Early Changes in Bone Mineral Density Above a Combined Anteroposterior L4-S1 Lumbar Spinal Fusion

Study Design Fifteen patients meeting rigid study entrance criteria for undergoing a combined anteroposterior L4-S1 spinal fusion as a first time operation were included in the study. Bone mineral density changes at adjacent segments (L3 and L2) were assessed by scanning patients in the anteroposterior and lateral projections before surgery and 3 and 6 months after surgery. Objectives To prospectively evaluate changes in bone mineral density at adjacent segments after lumbar spinal fusion and postoperative bracing. Summary of Background Data The majority of studies investigating changes in bone mineral density after spinal fusion have been performed in canines. Although such work has provided valuable insight, its application to humans is questionable because the loading mechanics are so different. Methods Bone mineral density was assessed noninvasively by dual energy x-ray absorptiometry in the lateral and anteroposterior projections. Data were analyzed with special edge detection software. Results In the lateral projection at L3, one level above the fusion, the preoperative bone mineral density was 0.91 ± 0.24 (mean ± standard deviation in g/cm2). This decreased significantly at 3 months to 0.82 ± 0.24 and remained reduced at 6 months (0.80 ± 0.21). This reflected a loss of primarily trabecular bone.

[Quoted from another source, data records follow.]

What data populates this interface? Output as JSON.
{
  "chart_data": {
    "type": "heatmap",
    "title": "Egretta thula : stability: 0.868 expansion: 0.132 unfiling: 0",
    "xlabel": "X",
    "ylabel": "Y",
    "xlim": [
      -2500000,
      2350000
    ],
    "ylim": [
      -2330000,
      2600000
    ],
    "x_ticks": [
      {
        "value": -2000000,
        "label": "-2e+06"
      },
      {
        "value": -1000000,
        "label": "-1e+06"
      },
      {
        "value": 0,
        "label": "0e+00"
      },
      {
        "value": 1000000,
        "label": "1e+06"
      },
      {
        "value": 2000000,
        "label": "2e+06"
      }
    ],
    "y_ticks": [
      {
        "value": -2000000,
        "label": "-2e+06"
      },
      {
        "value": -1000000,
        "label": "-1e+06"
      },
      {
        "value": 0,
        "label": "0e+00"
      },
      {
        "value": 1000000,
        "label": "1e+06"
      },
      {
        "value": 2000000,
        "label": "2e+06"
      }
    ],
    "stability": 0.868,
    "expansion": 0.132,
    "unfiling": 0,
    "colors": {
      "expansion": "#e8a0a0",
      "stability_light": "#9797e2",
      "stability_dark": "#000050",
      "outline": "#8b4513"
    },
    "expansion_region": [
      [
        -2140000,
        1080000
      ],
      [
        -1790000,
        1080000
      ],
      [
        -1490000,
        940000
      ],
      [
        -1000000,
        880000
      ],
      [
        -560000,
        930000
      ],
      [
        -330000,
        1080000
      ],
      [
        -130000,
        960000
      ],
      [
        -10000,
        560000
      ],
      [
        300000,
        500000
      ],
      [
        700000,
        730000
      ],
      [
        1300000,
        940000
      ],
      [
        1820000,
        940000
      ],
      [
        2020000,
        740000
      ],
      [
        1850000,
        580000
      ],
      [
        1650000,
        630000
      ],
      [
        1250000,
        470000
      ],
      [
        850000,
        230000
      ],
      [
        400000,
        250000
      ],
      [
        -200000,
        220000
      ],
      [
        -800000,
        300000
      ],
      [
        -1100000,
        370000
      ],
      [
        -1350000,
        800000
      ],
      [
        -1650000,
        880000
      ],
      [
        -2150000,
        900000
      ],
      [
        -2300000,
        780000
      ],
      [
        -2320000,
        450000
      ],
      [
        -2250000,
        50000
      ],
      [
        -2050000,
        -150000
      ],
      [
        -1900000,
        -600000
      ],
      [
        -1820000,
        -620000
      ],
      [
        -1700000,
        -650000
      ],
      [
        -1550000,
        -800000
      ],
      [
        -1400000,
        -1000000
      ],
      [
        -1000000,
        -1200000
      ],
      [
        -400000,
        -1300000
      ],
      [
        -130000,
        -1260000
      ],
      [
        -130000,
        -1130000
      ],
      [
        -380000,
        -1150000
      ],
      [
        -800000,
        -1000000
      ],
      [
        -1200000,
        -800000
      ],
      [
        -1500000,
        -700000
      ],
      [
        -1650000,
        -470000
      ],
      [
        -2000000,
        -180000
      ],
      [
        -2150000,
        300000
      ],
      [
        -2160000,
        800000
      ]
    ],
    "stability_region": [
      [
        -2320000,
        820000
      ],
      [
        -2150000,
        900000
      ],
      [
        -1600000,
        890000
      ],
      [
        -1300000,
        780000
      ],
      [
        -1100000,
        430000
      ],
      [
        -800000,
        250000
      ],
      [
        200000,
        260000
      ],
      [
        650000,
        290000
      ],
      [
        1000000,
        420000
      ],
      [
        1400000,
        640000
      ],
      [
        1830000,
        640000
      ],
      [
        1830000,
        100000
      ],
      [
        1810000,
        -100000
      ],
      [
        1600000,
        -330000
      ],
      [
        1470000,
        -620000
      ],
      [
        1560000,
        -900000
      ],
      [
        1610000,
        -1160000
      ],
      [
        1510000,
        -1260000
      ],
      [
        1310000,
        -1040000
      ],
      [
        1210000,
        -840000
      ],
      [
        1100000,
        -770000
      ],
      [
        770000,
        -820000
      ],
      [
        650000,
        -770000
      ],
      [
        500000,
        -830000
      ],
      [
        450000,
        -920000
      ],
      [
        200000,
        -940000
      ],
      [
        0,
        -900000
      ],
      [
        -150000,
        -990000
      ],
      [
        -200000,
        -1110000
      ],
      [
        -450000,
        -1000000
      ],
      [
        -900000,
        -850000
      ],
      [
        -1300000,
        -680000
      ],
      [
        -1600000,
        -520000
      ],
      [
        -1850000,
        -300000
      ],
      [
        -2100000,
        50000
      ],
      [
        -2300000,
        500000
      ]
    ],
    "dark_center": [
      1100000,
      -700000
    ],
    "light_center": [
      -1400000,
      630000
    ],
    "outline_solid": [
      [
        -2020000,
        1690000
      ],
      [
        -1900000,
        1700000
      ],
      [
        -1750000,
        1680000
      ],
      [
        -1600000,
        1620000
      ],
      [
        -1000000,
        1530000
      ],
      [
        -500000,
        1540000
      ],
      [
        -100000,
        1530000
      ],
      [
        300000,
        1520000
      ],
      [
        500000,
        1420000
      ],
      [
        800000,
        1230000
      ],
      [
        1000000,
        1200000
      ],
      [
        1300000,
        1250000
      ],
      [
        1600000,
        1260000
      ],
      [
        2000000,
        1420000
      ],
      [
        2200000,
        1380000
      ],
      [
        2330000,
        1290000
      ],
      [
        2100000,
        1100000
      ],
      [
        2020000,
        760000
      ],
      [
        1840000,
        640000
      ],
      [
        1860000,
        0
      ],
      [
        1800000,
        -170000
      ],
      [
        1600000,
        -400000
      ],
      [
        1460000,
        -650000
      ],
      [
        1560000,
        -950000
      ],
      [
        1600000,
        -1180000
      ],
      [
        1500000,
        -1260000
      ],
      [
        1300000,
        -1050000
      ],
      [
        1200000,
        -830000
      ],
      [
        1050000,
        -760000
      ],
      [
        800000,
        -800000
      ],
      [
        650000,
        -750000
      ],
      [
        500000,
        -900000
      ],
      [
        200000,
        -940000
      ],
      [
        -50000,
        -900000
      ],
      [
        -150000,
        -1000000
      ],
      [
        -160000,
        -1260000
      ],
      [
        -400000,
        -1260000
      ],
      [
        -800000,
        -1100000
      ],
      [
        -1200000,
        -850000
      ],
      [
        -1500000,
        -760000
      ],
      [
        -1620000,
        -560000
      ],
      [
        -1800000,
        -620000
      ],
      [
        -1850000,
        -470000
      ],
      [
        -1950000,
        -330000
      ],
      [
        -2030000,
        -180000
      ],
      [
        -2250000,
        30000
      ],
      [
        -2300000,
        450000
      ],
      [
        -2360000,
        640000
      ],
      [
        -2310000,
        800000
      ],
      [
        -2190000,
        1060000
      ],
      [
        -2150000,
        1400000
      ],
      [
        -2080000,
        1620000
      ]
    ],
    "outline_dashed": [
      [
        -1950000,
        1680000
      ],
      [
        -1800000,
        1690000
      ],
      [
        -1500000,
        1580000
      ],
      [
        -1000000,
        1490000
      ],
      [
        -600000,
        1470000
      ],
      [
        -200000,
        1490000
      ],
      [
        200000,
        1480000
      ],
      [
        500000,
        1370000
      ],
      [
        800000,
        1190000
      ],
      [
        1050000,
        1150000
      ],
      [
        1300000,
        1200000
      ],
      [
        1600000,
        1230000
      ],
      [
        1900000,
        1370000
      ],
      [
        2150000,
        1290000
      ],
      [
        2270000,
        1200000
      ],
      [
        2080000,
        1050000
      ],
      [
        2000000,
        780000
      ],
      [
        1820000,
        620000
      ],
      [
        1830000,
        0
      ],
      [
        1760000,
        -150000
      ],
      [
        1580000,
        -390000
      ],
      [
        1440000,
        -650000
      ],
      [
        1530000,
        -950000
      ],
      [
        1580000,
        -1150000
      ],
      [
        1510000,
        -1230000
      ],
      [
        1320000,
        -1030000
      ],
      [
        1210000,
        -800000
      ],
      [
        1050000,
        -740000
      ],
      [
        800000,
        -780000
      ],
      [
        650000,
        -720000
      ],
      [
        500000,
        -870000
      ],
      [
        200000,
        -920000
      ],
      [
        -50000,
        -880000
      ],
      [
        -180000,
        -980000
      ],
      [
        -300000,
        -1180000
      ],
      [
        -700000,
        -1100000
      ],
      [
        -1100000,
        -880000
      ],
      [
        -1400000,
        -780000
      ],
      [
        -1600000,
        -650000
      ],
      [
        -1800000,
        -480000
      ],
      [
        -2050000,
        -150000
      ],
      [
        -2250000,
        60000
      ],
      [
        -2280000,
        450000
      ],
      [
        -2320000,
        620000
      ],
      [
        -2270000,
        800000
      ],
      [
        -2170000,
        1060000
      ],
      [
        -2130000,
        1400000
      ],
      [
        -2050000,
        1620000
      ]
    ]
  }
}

In the anteroposterior projection at L2, there was a significant loss at 3− and 6-month follow-up (1.24 ± 0.15 to 1.19 ± 0.15 and 1.19 ± 0.14). This may reflect changes at either or both of the enterior and posterior columns. Conclusion Significant decreases in bone mineral density were noted above fused lumbar segments. This may have been related to immobilization or altered mechanics associated with arthrodesis. Trabecular bone of the axial skeleton is most responsive to change, compared with cortical bone, because of the higher metabolic activity. This may explain the reduction of bone mineral density at L3. Changes at L2 may have been related to altered loads at the anterior or posterior columns and should be further investigated.